Given two lists $i$ and $j$ of $2n$ positive integers less than $N$, Collins and Sniady have computed the integral over the orthogonal group, $$ \int_{O(N)} \prod_{k=1}^{2n}u_{i_kj_k}du=\sum_{\sigma,\tau}\Delta_\sigma(i)\Delta_\tau(j) {\rm Wg}_N(\sigma^{-1}\tau),\qquad (1)$$ where the sum is over matchings, $\Delta_\sigma(i)=1$ if and only if the sequence $i$ satisfies the matching $\sigma$ and ${\rm Wg}_N$ is called the Weingarten function.

This implies for instance that $\int_{O(N)} u_{11}u_{22}du=0$ because the list $(1,2)$ does not match.

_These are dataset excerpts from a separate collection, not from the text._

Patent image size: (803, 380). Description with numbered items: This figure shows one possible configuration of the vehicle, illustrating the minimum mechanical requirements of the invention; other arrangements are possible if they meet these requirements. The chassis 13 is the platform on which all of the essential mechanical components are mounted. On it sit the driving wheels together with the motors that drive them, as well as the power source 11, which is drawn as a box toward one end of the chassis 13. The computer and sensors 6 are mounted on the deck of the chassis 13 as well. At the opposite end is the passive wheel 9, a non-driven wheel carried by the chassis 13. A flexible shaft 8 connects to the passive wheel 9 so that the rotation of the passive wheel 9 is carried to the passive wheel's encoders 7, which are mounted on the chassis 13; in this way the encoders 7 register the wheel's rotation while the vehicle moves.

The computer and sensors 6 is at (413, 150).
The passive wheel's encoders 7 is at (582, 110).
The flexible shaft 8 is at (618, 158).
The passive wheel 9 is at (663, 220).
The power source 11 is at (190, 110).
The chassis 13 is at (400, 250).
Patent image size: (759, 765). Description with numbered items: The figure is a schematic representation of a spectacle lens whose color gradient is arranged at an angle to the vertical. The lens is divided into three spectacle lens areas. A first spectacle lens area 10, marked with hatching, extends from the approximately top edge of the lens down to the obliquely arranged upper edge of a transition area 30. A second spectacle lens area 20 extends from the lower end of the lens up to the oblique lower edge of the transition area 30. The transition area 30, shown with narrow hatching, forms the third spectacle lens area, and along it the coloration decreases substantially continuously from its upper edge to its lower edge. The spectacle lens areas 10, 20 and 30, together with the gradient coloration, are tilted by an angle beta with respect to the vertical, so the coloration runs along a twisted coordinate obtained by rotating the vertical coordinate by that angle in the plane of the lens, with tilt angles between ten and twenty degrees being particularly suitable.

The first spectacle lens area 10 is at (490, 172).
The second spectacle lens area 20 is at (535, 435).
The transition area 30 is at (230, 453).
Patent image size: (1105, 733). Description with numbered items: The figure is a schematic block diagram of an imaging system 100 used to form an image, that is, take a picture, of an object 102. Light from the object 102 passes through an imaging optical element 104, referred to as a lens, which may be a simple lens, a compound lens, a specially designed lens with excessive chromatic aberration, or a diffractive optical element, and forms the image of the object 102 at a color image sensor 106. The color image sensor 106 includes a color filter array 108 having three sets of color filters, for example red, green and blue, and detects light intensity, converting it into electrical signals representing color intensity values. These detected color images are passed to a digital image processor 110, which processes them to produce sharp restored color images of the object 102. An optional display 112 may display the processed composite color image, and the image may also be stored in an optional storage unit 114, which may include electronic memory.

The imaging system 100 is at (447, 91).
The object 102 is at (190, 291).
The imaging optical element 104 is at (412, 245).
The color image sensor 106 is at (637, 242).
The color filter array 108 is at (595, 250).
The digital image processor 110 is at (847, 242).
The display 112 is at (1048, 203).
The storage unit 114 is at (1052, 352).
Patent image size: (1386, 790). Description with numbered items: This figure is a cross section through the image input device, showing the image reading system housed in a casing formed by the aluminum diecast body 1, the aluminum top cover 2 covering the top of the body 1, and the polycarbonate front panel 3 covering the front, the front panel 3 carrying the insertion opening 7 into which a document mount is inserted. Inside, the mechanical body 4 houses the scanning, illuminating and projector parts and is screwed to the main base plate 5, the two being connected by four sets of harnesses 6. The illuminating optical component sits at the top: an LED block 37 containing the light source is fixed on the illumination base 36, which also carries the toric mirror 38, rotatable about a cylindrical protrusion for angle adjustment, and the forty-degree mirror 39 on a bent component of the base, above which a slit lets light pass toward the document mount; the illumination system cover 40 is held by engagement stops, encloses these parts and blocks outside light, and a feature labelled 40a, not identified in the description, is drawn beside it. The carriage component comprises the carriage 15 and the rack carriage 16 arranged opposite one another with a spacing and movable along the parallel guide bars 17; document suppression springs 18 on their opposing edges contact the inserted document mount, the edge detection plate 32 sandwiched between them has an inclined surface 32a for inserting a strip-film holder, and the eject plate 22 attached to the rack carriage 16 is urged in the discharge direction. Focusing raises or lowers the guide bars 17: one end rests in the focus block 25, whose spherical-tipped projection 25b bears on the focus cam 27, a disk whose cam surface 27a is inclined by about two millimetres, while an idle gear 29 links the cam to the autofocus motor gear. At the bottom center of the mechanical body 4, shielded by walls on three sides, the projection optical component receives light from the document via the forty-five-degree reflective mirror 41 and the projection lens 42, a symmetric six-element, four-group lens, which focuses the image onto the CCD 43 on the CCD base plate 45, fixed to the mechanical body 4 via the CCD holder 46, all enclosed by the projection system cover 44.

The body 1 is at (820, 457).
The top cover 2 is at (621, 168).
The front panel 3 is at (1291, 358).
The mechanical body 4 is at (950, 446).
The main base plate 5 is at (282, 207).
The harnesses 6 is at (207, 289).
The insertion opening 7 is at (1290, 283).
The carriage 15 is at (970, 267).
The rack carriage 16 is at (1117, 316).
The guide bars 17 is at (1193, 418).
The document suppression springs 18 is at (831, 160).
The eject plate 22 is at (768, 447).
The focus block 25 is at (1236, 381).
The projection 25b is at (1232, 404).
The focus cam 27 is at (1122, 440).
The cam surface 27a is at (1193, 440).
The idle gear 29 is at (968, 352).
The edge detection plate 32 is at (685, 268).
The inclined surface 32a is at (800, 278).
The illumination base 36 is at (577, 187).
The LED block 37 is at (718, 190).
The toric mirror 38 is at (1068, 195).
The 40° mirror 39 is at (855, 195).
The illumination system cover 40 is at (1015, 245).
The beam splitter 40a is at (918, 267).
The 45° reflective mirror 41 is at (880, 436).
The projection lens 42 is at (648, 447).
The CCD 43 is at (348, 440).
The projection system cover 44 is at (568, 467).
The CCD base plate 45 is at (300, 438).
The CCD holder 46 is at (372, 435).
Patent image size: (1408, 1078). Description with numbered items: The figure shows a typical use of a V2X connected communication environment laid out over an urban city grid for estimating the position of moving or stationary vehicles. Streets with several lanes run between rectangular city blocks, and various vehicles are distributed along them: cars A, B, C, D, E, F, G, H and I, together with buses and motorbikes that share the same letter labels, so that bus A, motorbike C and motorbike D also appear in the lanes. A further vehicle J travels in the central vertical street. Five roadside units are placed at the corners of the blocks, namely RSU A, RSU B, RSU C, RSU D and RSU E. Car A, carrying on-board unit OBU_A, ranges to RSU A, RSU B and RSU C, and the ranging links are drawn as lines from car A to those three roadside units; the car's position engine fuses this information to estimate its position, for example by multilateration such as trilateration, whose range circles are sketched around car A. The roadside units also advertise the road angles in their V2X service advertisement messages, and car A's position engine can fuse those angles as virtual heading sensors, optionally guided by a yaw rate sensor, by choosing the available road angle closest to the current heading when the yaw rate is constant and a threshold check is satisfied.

On the other hand, we know that a matrix from $SO(2)$ is of the form $u=\begin{pmatrix}\cos\theta & -\sin\theta \\ \sin\theta & \cos\theta \\ \end{pmatrix}$ so clearly we have $\int_{SO(2)} u_{11}u_{22}du=1/2$. This shows that the $SO(N)$ result can be quite different from the $O(N)$ one.

Is there a general theory of integrals like (1) over $SO(N)$?